En lieu et place de la vidéo attendue du Cri de Munch, est projeté un film réalisé par Sarkis, Au commencement, l’œil de Munch. Un pinceau, trempé dans une aquarelle rouge, plonge sa pointe dans un bol d’eau: les filets de couleur s’assemblent en cercles concentriques. Les volutes initiales constituent progressivement l’image d’un œil, et reprennent les ondes qui ébranlent le tableau de Munch. L’œuvre n’ayant pu être filmée, Sarkis montre directement l’image qu’elle a produit sur son œil, indélébile.
Cette image d’œil supplante le défaut d’image également à un autre niveau : atteint d’une maladie rétinienne, Munch a peint ses tableaux les plus abstraits à partir des visions de sa rétine malade. L’impossibilité de montrer le Cri est donc dans le droit fil des difficultés à voir rencontrées par Munch lui-même.

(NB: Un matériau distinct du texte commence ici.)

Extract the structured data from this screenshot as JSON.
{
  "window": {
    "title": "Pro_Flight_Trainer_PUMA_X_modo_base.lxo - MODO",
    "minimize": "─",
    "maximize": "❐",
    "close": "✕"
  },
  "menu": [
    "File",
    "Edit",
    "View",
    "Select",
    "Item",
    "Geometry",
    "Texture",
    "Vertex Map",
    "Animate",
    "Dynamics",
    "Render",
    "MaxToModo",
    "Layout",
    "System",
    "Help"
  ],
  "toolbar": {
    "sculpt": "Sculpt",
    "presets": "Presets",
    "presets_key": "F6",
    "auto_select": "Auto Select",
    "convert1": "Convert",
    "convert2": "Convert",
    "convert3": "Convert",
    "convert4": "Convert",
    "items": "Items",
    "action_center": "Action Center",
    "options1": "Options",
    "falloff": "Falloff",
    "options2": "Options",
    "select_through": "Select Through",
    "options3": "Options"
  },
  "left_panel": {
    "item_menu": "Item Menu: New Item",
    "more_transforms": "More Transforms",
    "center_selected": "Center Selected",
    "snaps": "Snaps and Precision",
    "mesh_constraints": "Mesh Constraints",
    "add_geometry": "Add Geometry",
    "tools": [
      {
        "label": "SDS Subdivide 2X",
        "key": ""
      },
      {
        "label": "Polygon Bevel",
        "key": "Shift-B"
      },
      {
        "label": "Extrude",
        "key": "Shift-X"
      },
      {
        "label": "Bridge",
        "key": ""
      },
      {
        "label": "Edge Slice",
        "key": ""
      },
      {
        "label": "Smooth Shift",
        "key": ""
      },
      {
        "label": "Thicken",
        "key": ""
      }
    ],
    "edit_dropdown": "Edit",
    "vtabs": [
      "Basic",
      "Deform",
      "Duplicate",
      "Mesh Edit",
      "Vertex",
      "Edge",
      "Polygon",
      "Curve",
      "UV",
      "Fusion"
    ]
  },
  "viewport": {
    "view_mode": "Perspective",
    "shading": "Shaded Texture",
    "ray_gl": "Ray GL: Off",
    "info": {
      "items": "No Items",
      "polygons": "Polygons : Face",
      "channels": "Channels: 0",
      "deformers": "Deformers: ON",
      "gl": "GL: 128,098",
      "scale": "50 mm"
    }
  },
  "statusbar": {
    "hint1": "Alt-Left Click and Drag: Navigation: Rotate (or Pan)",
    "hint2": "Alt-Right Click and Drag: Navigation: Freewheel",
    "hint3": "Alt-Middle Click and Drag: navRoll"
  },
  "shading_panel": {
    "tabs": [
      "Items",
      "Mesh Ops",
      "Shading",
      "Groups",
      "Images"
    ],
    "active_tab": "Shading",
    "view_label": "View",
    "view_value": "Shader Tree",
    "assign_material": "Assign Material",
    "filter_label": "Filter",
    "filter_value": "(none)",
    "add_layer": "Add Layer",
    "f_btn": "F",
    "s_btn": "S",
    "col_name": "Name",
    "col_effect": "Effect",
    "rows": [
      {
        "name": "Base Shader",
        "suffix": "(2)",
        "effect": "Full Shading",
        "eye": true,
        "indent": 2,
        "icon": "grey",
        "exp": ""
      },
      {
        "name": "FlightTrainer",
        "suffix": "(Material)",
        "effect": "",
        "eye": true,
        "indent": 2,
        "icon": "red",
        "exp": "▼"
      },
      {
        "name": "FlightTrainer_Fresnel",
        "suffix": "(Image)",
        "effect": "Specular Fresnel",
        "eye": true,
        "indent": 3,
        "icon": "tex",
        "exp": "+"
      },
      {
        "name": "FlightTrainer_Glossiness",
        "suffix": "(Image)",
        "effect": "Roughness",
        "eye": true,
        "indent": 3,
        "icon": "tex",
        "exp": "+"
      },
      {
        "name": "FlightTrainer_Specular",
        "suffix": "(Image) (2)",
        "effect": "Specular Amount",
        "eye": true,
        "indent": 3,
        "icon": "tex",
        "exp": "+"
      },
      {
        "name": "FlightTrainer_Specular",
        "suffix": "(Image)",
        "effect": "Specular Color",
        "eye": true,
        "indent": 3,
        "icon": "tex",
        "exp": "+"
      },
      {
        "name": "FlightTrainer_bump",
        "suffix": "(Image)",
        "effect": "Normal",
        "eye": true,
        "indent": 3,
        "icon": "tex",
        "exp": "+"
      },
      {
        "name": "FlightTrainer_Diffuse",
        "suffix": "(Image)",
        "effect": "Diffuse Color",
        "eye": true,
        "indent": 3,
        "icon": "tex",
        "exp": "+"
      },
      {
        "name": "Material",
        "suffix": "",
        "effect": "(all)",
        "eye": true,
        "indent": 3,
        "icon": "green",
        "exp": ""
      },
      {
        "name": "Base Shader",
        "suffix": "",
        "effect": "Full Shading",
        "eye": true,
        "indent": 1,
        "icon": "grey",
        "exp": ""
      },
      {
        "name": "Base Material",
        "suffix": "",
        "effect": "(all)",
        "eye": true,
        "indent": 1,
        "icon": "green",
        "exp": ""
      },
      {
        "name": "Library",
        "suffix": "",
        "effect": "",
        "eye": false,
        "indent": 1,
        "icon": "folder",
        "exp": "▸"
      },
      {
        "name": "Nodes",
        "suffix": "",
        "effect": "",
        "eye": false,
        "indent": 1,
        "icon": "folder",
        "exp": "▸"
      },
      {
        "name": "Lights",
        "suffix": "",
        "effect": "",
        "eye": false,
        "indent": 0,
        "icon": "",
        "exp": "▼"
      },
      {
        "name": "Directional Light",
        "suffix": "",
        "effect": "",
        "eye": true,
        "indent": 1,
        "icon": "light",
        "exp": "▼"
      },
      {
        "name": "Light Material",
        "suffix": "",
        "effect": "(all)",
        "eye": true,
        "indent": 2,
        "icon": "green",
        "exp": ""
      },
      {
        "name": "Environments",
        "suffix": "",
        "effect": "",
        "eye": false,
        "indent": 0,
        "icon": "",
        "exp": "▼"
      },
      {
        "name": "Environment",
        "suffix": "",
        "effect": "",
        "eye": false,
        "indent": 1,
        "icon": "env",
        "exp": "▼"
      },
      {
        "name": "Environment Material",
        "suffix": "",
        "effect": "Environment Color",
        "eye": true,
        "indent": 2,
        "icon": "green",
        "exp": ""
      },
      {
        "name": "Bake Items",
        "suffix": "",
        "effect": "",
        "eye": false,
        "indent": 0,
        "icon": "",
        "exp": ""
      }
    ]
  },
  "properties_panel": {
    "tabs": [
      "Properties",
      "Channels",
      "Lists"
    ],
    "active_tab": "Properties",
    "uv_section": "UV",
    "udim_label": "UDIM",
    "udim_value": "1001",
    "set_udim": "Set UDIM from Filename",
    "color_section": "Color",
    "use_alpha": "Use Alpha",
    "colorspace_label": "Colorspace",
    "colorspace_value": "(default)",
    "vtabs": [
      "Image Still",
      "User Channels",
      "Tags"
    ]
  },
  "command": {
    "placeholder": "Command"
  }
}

La dernière œuvre, Sommeil abandonné coloré, fait écho au Block Beuys, cette installation étirée sur sept pièces dans le musée de Darmstadt, qui rassemble une série de 270 objets. L’étagère de feutrines colorées présentée par Sarkis reprend l’un des éléments du Werkkomplex, en lui ajoutant les panneaux de feutre, le matériau de prédilection de Joseph Beuys.
L’ensemble de l’exposition rend hommage aux dispositifs de Beuys, élargissant à l’art à tous les stades de la perception.

Toutes ces rencontres font de l’exposition la réalisation du musée imaginaire de Sarkis, où les œuvres ignorent les murs de pierre des musées et la répartition figée par la chronologie. Le Louvre accueille ainsi dans son antre une installation proprement contemporaine, caisse de résonance où viennent vibrer les œuvres.

Sarkis
— Leidschatz, 1992-2007. Installation. Caisse dorée type caisse d’oeuvre avec néons cassés, bandes magnétiques, néon rose, transformateur. Collection de l’artiste.
— Au Commencement, L’Oeil de Munch, 2006. Vidéo, projection, lecteurs, 2 minutes.
— Au Commencement, Le Toucher, 2005. Installation vidéo, 6 vidéo couleur, écran, lecteurs, bois de tilleul. Collection Fnac.